There is no guarantee that information found on the web is credible or reliable. Therefore, it is very important that you ask some basic questions to judge the quality of the information you find on the web.

Authority

Who publishes/produces the website?

Use the web address (URL) to determine the website "Domain." Common domains include:

  • .edu - Educational Institution
  • .gov - Official Government Agency
  • .org - Nonprofit Organization
  • .com - Commercial Site

Can you identify the author?

There should be an easily identifiable person, organization, or agency who takes responsibility for creating and maintaining the information being presented.

Can you contact the author or organization?

  • Email address?
  • Mailing address?
  • Phone number?

What are the credentials of the author?

  • Academic degrees of the author?
  • Additional relevant training?
  • Institutional affiliation (ex. Professor at Yale University)?
  • Reputable agency or organization (ex. American Medical Association)?

Accuracy

Is the website free of grammatical and spelling errors?

Misspellings and poor grammar should not be overlooked when assessing a website.

Can the information be verified?

Sources of information should be properly documented or cited. Are references clearly displayed?

Does the information seem credible?

How does the information compare with other sources on the same topic? If possible, compare with sources that have gone through the editorial process such as books, magazine and journal articles.

Objectivity

Is there a clear bias or is the information fair and balanced?

Is the purpose of the site apparent or clearly stated? Many nonprofit organizations try to promote a specific agenda and their information may be biased.
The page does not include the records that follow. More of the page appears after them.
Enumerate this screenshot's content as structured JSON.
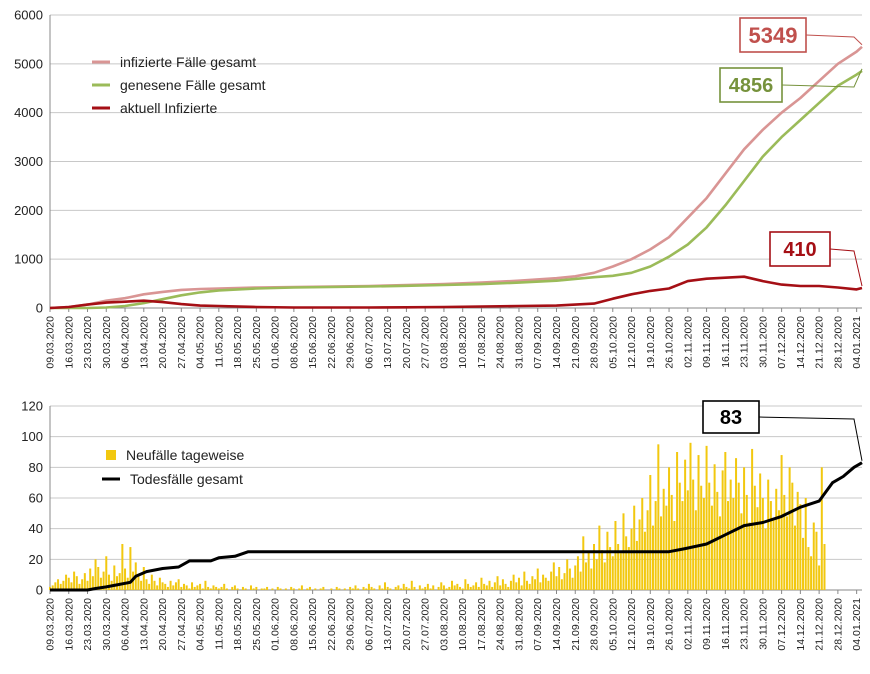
{
  "chart_data": [
    {
      "type": "line",
      "ylim": [
        0,
        6000
      ],
      "yticks": [
        "0",
        "1000",
        "2000",
        "3000",
        "4000",
        "5000",
        "6000"
      ],
      "grid": "horizontal",
      "legend_position": "top-left",
      "date_range": [
        "2020-03-09",
        "2021-01-06"
      ],
      "x_tick_labels": [
        "09.03.2020",
        "16.03.2020",
        "23.03.2020",
        "30.03.2020",
        "06.04.2020",
        "13.04.2020",
        "20.04.2020",
        "27.04.2020",
        "04.05.2020",
        "11.05.2020",
        "18.05.2020",
        "25.05.2020",
        "01.06.2020",
        "08.06.2020",
        "15.06.2020",
        "22.06.2020",
        "29.06.2020",
        "06.07.2020",
        "13.07.2020",
        "20.07.2020",
        "27.07.2020",
        "03.08.2020",
        "10.08.2020",
        "17.08.2020",
        "24.08.2020",
        "31.08.2020",
        "07.09.2020",
        "14.09.2020",
        "21.09.2020",
        "28.09.2020",
        "05.10.2020",
        "12.10.2020",
        "19.10.2020",
        "26.10.2020",
        "02.11.2020",
        "09.11.2020",
        "16.11.2020",
        "23.11.2020",
        "30.11.2020",
        "07.12.2020",
        "14.12.2020",
        "21.12.2020",
        "28.12.2020",
        "04.01.2021"
      ],
      "series": [
        {
          "name": "infizierte Fälle gesamt",
          "color": "#d99594",
          "points": [
            [
              "2020-03-09",
              0
            ],
            [
              "2020-03-16",
              20
            ],
            [
              "2020-03-23",
              70
            ],
            [
              "2020-03-30",
              150
            ],
            [
              "2020-04-06",
              200
            ],
            [
              "2020-04-13",
              280
            ],
            [
              "2020-04-20",
              330
            ],
            [
              "2020-04-27",
              370
            ],
            [
              "2020-05-04",
              390
            ],
            [
              "2020-05-11",
              400
            ],
            [
              "2020-05-25",
              420
            ],
            [
              "2020-06-08",
              430
            ],
            [
              "2020-06-22",
              440
            ],
            [
              "2020-07-06",
              450
            ],
            [
              "2020-07-20",
              470
            ],
            [
              "2020-08-03",
              490
            ],
            [
              "2020-08-17",
              520
            ],
            [
              "2020-08-31",
              560
            ],
            [
              "2020-09-14",
              610
            ],
            [
              "2020-09-21",
              650
            ],
            [
              "2020-09-28",
              720
            ],
            [
              "2020-10-05",
              850
            ],
            [
              "2020-10-12",
              1000
            ],
            [
              "2020-10-19",
              1200
            ],
            [
              "2020-10-26",
              1450
            ],
            [
              "2020-11-02",
              1850
            ],
            [
              "2020-11-09",
              2250
            ],
            [
              "2020-11-16",
              2750
            ],
            [
              "2020-11-23",
              3250
            ],
            [
              "2020-11-30",
              3650
            ],
            [
              "2020-12-07",
              4000
            ],
            [
              "2020-12-14",
              4300
            ],
            [
              "2020-12-21",
              4650
            ],
            [
              "2020-12-28",
              5000
            ],
            [
              "2021-01-04",
              5250
            ],
            [
              "2021-01-06",
              5349
            ]
          ]
        },
        {
          "name": "genesene Fälle gesamt",
          "color": "#9bbb59",
          "points": [
            [
              "2020-03-09",
              0
            ],
            [
              "2020-03-23",
              0
            ],
            [
              "2020-03-30",
              10
            ],
            [
              "2020-04-06",
              40
            ],
            [
              "2020-04-13",
              100
            ],
            [
              "2020-04-20",
              180
            ],
            [
              "2020-04-27",
              260
            ],
            [
              "2020-05-04",
              320
            ],
            [
              "2020-05-11",
              360
            ],
            [
              "2020-05-25",
              400
            ],
            [
              "2020-06-08",
              420
            ],
            [
              "2020-06-22",
              430
            ],
            [
              "2020-07-06",
              440
            ],
            [
              "2020-07-20",
              455
            ],
            [
              "2020-08-03",
              470
            ],
            [
              "2020-08-17",
              490
            ],
            [
              "2020-08-31",
              520
            ],
            [
              "2020-09-14",
              560
            ],
            [
              "2020-09-28",
              630
            ],
            [
              "2020-10-05",
              660
            ],
            [
              "2020-10-12",
              720
            ],
            [
              "2020-10-19",
              850
            ],
            [
              "2020-10-26",
              1050
            ],
            [
              "2020-11-02",
              1300
            ],
            [
              "2020-11-09",
              1650
            ],
            [
              "2020-11-16",
              2100
            ],
            [
              "2020-11-23",
              2600
            ],
            [
              "2020-11-30",
              3100
            ],
            [
              "2020-12-07",
              3500
            ],
            [
              "2020-12-14",
              3850
            ],
            [
              "2020-12-21",
              4200
            ],
            [
              "2020-12-28",
              4550
            ],
            [
              "2021-01-04",
              4780
            ],
            [
              "2021-01-06",
              4856
            ]
          ]
        },
        {
          "name": "aktuell Infizierte",
          "color": "#a50f15",
          "points": [
            [
              "2020-03-09",
              0
            ],
            [
              "2020-03-16",
              20
            ],
            [
              "2020-03-23",
              70
            ],
            [
              "2020-03-30",
              110
            ],
            [
              "2020-04-06",
              130
            ],
            [
              "2020-04-13",
              150
            ],
            [
              "2020-04-20",
              120
            ],
            [
              "2020-04-27",
              80
            ],
            [
              "2020-05-04",
              50
            ],
            [
              "2020-05-11",
              40
            ],
            [
              "2020-05-25",
              20
            ],
            [
              "2020-06-08",
              10
            ],
            [
              "2020-06-22",
              10
            ],
            [
              "2020-07-06",
              10
            ],
            [
              "2020-07-20",
              15
            ],
            [
              "2020-08-03",
              20
            ],
            [
              "2020-08-17",
              30
            ],
            [
              "2020-08-31",
              40
            ],
            [
              "2020-09-14",
              50
            ],
            [
              "2020-09-28",
              90
            ],
            [
              "2020-10-05",
              190
            ],
            [
              "2020-10-12",
              280
            ],
            [
              "2020-10-19",
              350
            ],
            [
              "2020-10-26",
              400
            ],
            [
              "2020-11-02",
              550
            ],
            [
              "2020-11-09",
              600
            ],
            [
              "2020-11-16",
              620
            ],
            [
              "2020-11-23",
              640
            ],
            [
              "2020-11-30",
              550
            ],
            [
              "2020-12-07",
              480
            ],
            [
              "2020-12-14",
              450
            ],
            [
              "2020-12-21",
              450
            ],
            [
              "2020-12-28",
              420
            ],
            [
              "2021-01-04",
              380
            ],
            [
              "2021-01-06",
              410
            ]
          ]
        }
      ],
      "annotations": [
        {
          "text": "5349",
          "series": "infizierte Fälle gesamt",
          "color": "#c0504d"
        },
        {
          "text": "4856",
          "series": "genesene Fälle gesamt",
          "color": "#76923c"
        },
        {
          "text": "410",
          "series": "aktuell Infizierte",
          "color": "#a50f15"
        }
      ]
    },
    {
      "type": "bar",
      "ylim": [
        0,
        120
      ],
      "yticks": [
        "0",
        "20",
        "40",
        "60",
        "80",
        "100",
        "120"
      ],
      "grid": "horizontal",
      "legend_position": "top-left",
      "date_range": [
        "2020-03-09",
        "2021-01-06"
      ],
      "x_tick_labels": [
        "09.03.2020",
        "16.03.2020",
        "23.03.2020",
        "30.03.2020",
        "06.04.2020",
        "13.04.2020",
        "20.04.2020",
        "27.04.2020",
        "04.05.2020",
        "11.05.2020",
        "18.05.2020",
        "25.05.2020",
        "01.06.2020",
        "08.06.2020",
        "15.06.2020",
        "22.06.2020",
        "29.06.2020",
        "06.07.2020",
        "13.07.2020",
        "20.07.2020",
        "27.07.2020",
        "03.08.2020",
        "10.08.2020",
        "17.08.2020",
        "24.08.2020",
        "31.08.2020",
        "07.09.2020",
        "14.09.2020",
        "21.09.2020",
        "28.09.2020",
        "05.10.2020",
        "12.10.2020",
        "19.10.2020",
        "26.10.2020",
        "02.11.2020",
        "09.11.2020",
        "16.11.2020",
        "23.11.2020",
        "30.11.2020",
        "07.12.2020",
        "14.12.2020",
        "21.12.2020",
        "28.12.2020",
        "04.01.2021"
      ],
      "series": [
        {
          "name": "Neufälle tageweise",
          "color": "#f2c80f",
          "kind": "bar",
          "daily_values": [
            2,
            3,
            5,
            7,
            4,
            6,
            10,
            8,
            5,
            12,
            9,
            4,
            7,
            11,
            6,
            14,
            9,
            20,
            15,
            8,
            12,
            22,
            10,
            6,
            16,
            9,
            11,
            30,
            14,
            8,
            28,
            12,
            18,
            9,
            6,
            15,
            7,
            4,
            10,
            6,
            3,
            8,
            5,
            4,
            2,
            6,
            3,
            5,
            7,
            2,
            4,
            3,
            1,
            5,
            2,
            3,
            4,
            1,
            6,
            2,
            1,
            3,
            2,
            1,
            2,
            4,
            1,
            0,
            2,
            3,
            1,
            0,
            2,
            1,
            0,
            3,
            1,
            2,
            0,
            1,
            1,
            2,
            0,
            1,
            0,
            2,
            1,
            0,
            1,
            0,
            2,
            1,
            0,
            1,
            3,
            0,
            1,
            2,
            0,
            1,
            0,
            1,
            2,
            0,
            0,
            1,
            0,
            2,
            1,
            0,
            1,
            0,
            2,
            1,
            3,
            1,
            0,
            2,
            1,
            4,
            2,
            1,
            0,
            3,
            1,
            5,
            2,
            1,
            0,
            2,
            3,
            1,
            4,
            2,
            1,
            6,
            2,
            0,
            3,
            1,
            2,
            4,
            1,
            3,
            0,
            2,
            5,
            3,
            1,
            2,
            6,
            3,
            4,
            2,
            1,
            7,
            4,
            2,
            3,
            5,
            2,
            8,
            4,
            3,
            6,
            2,
            5,
            9,
            3,
            7,
            4,
            2,
            6,
            10,
            5,
            8,
            3,
            12,
            6,
            4,
            9,
            7,
            14,
            5,
            10,
            8,
            6,
            12,
            18,
            9,
            15,
            7,
            11,
            20,
            14,
            8,
            16,
            22,
            12,
            35,
            18,
            25,
            14,
            30,
            20,
            42,
            26,
            18,
            38,
            28,
            22,
            45,
            30,
            24,
            50,
            35,
            28,
            40,
            55,
            32,
            46,
            60,
            38,
            52,
            75,
            42,
            58,
            95,
            48,
            66,
            55,
            80,
            62,
            45,
            90,
            70,
            58,
            85,
            65,
            96,
            72,
            52,
            88,
            68,
            60,
            94,
            70,
            55,
            82,
            64,
            48,
            78,
            90,
            58,
            72,
            60,
            86,
            70,
            50,
            80,
            62,
            44,
            92,
            68,
            54,
            76,
            60,
            40,
            72,
            58,
            46,
            66,
            52,
            88,
            62,
            48,
            80,
            70,
            42,
            64,
            56,
            34,
            60,
            28,
            22,
            44,
            38,
            16,
            80,
            30
          ]
        },
        {
          "name": "Todesfälle gesamt",
          "color": "#000000",
          "kind": "line",
          "points": [
            [
              "2020-03-09",
              0
            ],
            [
              "2020-03-23",
              0
            ],
            [
              "2020-03-26",
              1
            ],
            [
              "2020-03-30",
              2
            ],
            [
              "2020-04-02",
              3
            ],
            [
              "2020-04-08",
              5
            ],
            [
              "2020-04-10",
              9
            ],
            [
              "2020-04-14",
              12
            ],
            [
              "2020-04-20",
              14
            ],
            [
              "2020-04-26",
              15
            ],
            [
              "2020-04-30",
              19
            ],
            [
              "2020-05-08",
              19
            ],
            [
              "2020-05-11",
              21
            ],
            [
              "2020-05-17",
              22
            ],
            [
              "2020-05-22",
              25
            ],
            [
              "2020-06-08",
              25
            ],
            [
              "2020-07-06",
              25
            ],
            [
              "2020-08-03",
              25
            ],
            [
              "2020-09-07",
              25
            ],
            [
              "2020-10-05",
              25
            ],
            [
              "2020-10-26",
              25
            ],
            [
              "2020-11-01",
              27
            ],
            [
              "2020-11-09",
              30
            ],
            [
              "2020-11-16",
              36
            ],
            [
              "2020-11-23",
              42
            ],
            [
              "2020-11-30",
              44
            ],
            [
              "2020-12-07",
              48
            ],
            [
              "2020-12-14",
              54
            ],
            [
              "2020-12-21",
              58
            ],
            [
              "2020-12-26",
              70
            ],
            [
              "2020-12-30",
              74
            ],
            [
              "2021-01-03",
              80
            ],
            [
              "2021-01-06",
              83
            ]
          ]
        }
      ],
      "annotations": [
        {
          "text": "83",
          "series": "Todesfälle gesamt",
          "color": "#000000"
        }
      ]
    }
  ]
}
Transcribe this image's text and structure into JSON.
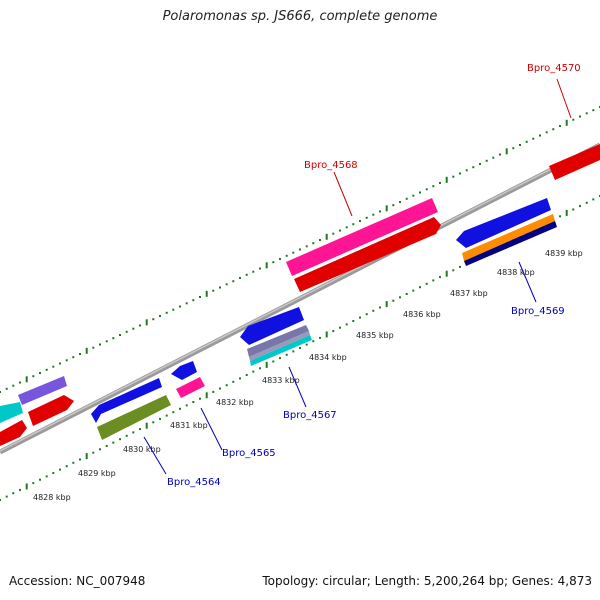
{
  "title": "Polaromonas sp. JS666, complete genome",
  "footer": {
    "accession": "Accession: NC_007948",
    "stats": "Topology: circular; Length: 5,200,264 bp; Genes: 4,873"
  },
  "colors": {
    "backbone": "#8a8a8a",
    "tick_dots": "#1f7a1f",
    "label_top": "#cc0000",
    "label_bottom": "#0000bb"
  },
  "kbp_labels": [
    "4828 kbp",
    "4829 kbp",
    "4830 kbp",
    "4831 kbp",
    "4832 kbp",
    "4833 kbp",
    "4834 kbp",
    "4835 kbp",
    "4836 kbp",
    "4837 kbp",
    "4838 kbp",
    "4839 kbp"
  ],
  "gene_labels": [
    {
      "text": "Bpro_4570",
      "color": "#cc0000"
    },
    {
      "text": "Bpro_4568",
      "color": "#cc0000"
    },
    {
      "text": "Bpro_4569",
      "color": "#0000bb"
    },
    {
      "text": "Bpro_4567",
      "color": "#0000bb"
    },
    {
      "text": "Bpro_4565",
      "color": "#0000bb"
    },
    {
      "text": "Bpro_4564",
      "color": "#0000bb"
    }
  ],
  "genes": [
    {
      "name": "gene-red-left-edge",
      "color": "#e00000"
    },
    {
      "name": "gene-cyan-left-edge",
      "color": "#00c8c8"
    },
    {
      "name": "gene-purple-left",
      "color": "#7755dd"
    },
    {
      "name": "gene-red-left",
      "color": "#e00000"
    },
    {
      "name": "gene-blue-4564",
      "color": "#1010e0"
    },
    {
      "name": "gene-olive-4564",
      "color": "#6b8e23"
    },
    {
      "name": "gene-blue-small",
      "color": "#1010e0"
    },
    {
      "name": "gene-pink-4565",
      "color": "#ff1493"
    },
    {
      "name": "gene-blue-4567",
      "color": "#1010e0"
    },
    {
      "name": "gene-stripes-4567",
      "color": "#666699"
    },
    {
      "name": "gene-cyan-4567",
      "color": "#00c8c8"
    },
    {
      "name": "gene-pink-4568",
      "color": "#ff1493"
    },
    {
      "name": "gene-red-4568",
      "color": "#e00000"
    },
    {
      "name": "gene-blue-4569",
      "color": "#1010e0"
    },
    {
      "name": "gene-orange-4569",
      "color": "#ff8c00"
    },
    {
      "name": "gene-navy-4569",
      "color": "#000080"
    },
    {
      "name": "gene-red-4570",
      "color": "#e00000"
    }
  ]
}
Most sites have a link on the main page labeled "About Us." Read about the organization to determine any potential bias.

What is the overall style of language used on the site?

Is the information in an objective, reasoned manner? Is the information inflammatory and emotional?

Does the site include advertising?

Are the ads clearly separate from the content? Is the site simply created to promote a product or service?

Timeliness

When was the information published?

  • Is a copyright date or date of creation clearly displayed?
  • When was the page last updated?
  • Are links on the site current and working?

Is it important that the information be current?

If you are dealing with current events, legal, medical, or scientific information, currency may be vital. If you are researching a historical issue such as the U.S. Civil War, then currency may not be as vital.